Dans le viseur de l'ancien patron d'EDF : l'Allemagne. Et de rappeler : « L'Allemagne a choisi l'industrie comme axe majeur de son économie, puis a tenté l'energiewende [la transition énergétique allemande, axée sur la sortie du nucléaire et le développement des renouvelables, Ndlr]. Cela s'est terminé par un désastre absolu, les énergéticiens allemands étaient ruinés, totalement vulnérables (...) Comment voulez-vous que ce pays accepte que la France dispose d'un outil compétitif aussi puissant qu'EDF à sa porte ? L'obsession allemande depuis trente ans, c'est la désintégration d'EDF. Ils ont réussi. »

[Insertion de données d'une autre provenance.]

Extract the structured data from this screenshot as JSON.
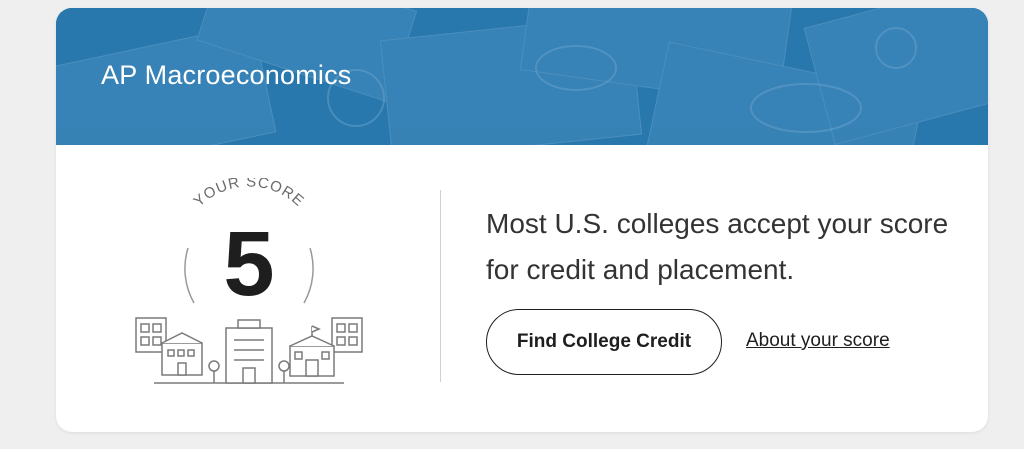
{
  "course": {
    "title": "AP Macroeconomics"
  },
  "score": {
    "caption": "YOUR SCORE",
    "value": "5"
  },
  "message": "Most U.S. colleges accept your score for credit and placement.",
  "actions": {
    "find_credit_label": "Find College Credit",
    "about_score_label": "About your score"
  },
  "colors": {
    "banner": "#2f7fb3",
    "text": "#1e1e1e"
  },
  "icons": [
    "currency-banknotes-background",
    "college-buildings-icon"
  ]
}
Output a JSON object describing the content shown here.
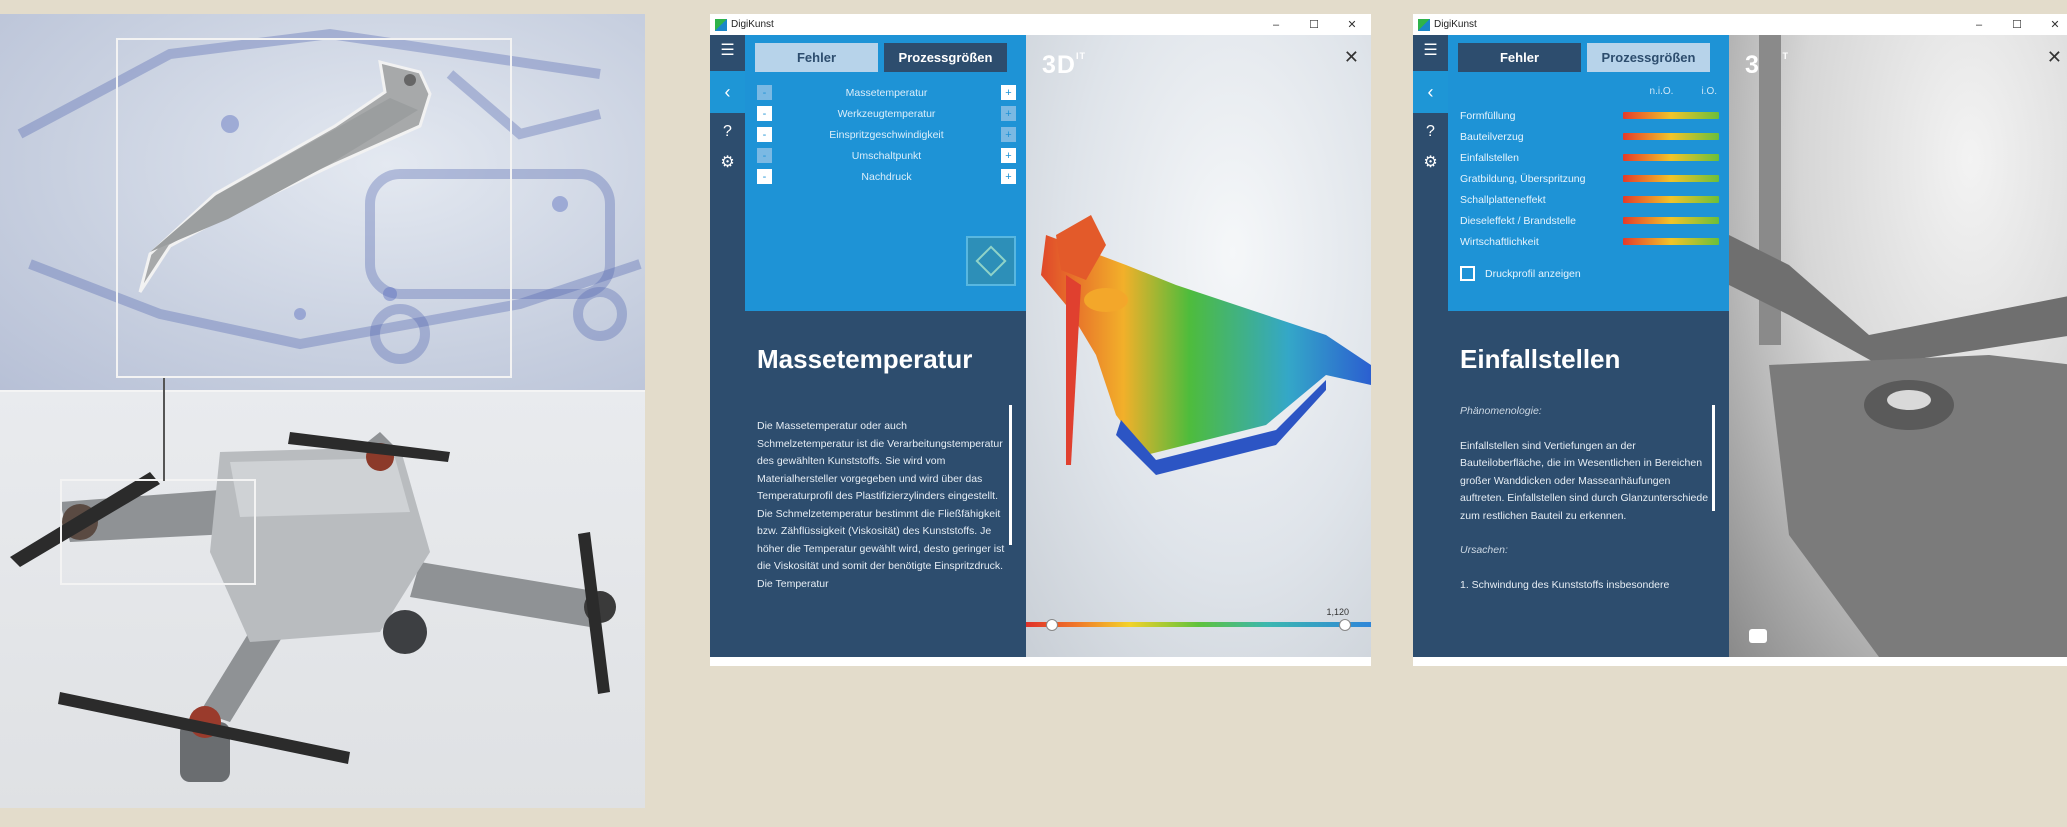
{
  "app": {
    "title": "DigiKunst",
    "controls": {
      "minimize": "–",
      "maximize": "☐",
      "close": "✕"
    }
  },
  "window1": {
    "tabs": [
      "Fehler",
      "Prozessgrößen"
    ],
    "active_tab": "Prozessgrößen",
    "params": [
      "Massetemperatur",
      "Werkzeugtemperatur",
      "Einspritzgeschwindigkeit",
      "Umschaltpunkt",
      "Nachdruck"
    ],
    "heading": "Massetemperatur",
    "description": "Die Massetemperatur oder auch Schmelzetemperatur ist die Verarbeitungstemperatur des gewählten Kunststoffs. Sie wird vom Materialhersteller vorgegeben und wird über das Temperaturprofil des Plastifizierzylinders eingestellt. Die Schmelzetemperatur bestimmt die Fließfähigkeit bzw. Zähflüssigkeit (Viskosität) des Kunststoffs. Je höher die Temperatur gewählt wird, desto geringer ist die Viskosität und somit der benötigte Einspritzdruck. Die Temperatur",
    "brand": "3D",
    "brand_sup": "IT",
    "colorbar_value": "1,120"
  },
  "window2": {
    "tabs": [
      "Fehler",
      "Prozessgrößen"
    ],
    "active_tab": "Fehler",
    "col_headers": [
      "n.i.O.",
      "i.O."
    ],
    "defects": [
      "Formfüllung",
      "Bauteilverzug",
      "Einfallstellen",
      "Gratbildung, Überspritzung",
      "Schallplatteneffekt",
      "Dieseleffekt / Brandstelle",
      "Wirtschaftlichkeit"
    ],
    "checkbox_label": "Druckprofil anzeigen",
    "heading": "Einfallstellen",
    "section1_title": "Phänomenologie:",
    "section1_text": "Einfallstellen sind Vertiefungen an der Bauteiloberfläche, die im Wesentlichen in Bereichen großer Wanddicken oder Masseanhäufungen auftreten. Einfallstellen sind durch Glanzunterschiede zum restlichen Bauteil zu erkennen.",
    "section2_title": "Ursachen:",
    "section2_text": "1. Schwindung des Kunststoffs insbesondere",
    "brand": "3D",
    "brand_sup": "IT"
  },
  "icons": [
    "hamburger-icon",
    "back-chevron-icon",
    "help-icon",
    "gear-icon",
    "camera-icon",
    "close-icon"
  ]
}
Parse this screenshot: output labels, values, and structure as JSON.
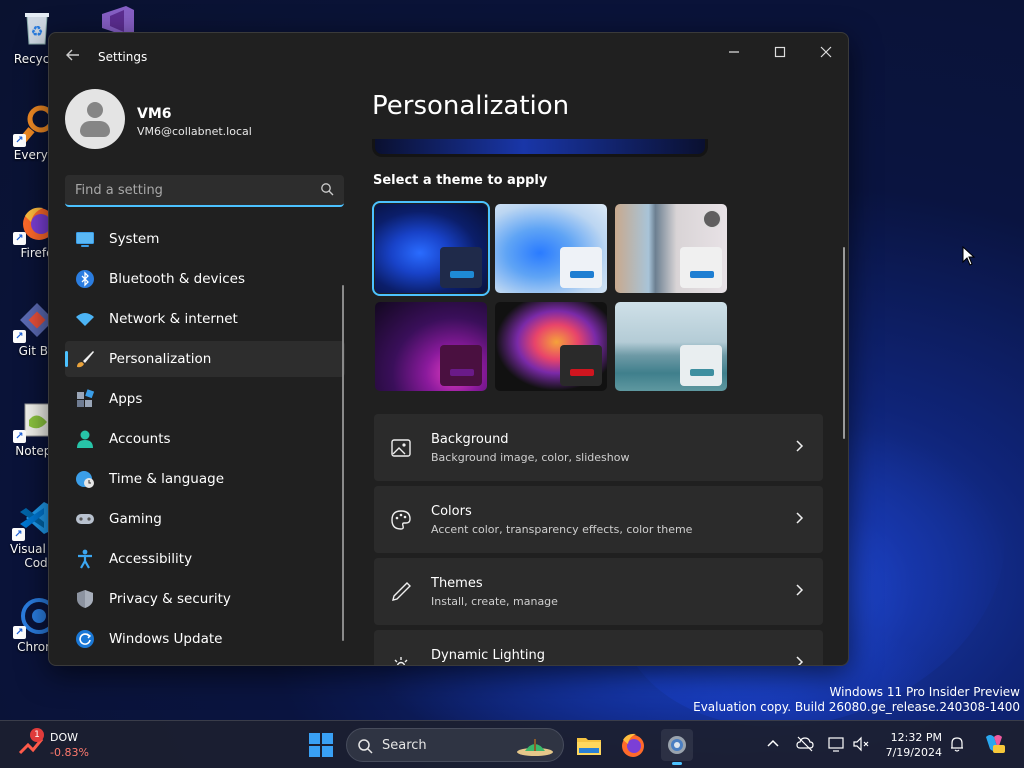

Aujourd'hui, pourtant, l'Allemagne s'inquiète particulièrement de la situation de crise technique et financière au sein de l'électricien français. EDF a longtemps été considéré en Europe comme le « château d'eau » électrique qui permettait de résoudre toute situation de sur-consommation ou de sous-production. Manifestement, les Allemands n'ont pas anticipé la situation de crise au sein d'EDF, ils n'ont pas perçu le niveau des difficultés.

Pour Henri Proglio pourtant, cette catastrophe du système électrique français s'explique avant tout par la réalisation d'un véritable plan allemand contre EDF. Plan qui, selon lui, a eu ses relais à Bruxelles. En cause ? L'« axe idéologique unique » de « la concurrence »... Proglio flingue notamment la loi Nome, votée en 2010, qui a imposé à EDF de subventionner ses concurrents en leur vendant à prix cassé un quart de son électricité. « Une mesure inique, destinée à casser EDF et prise sous la pression bruxello-allemande », dénonce-t-il. « Ça a très bien fonctionné, les concurrents d'EDF sont devenus riches. »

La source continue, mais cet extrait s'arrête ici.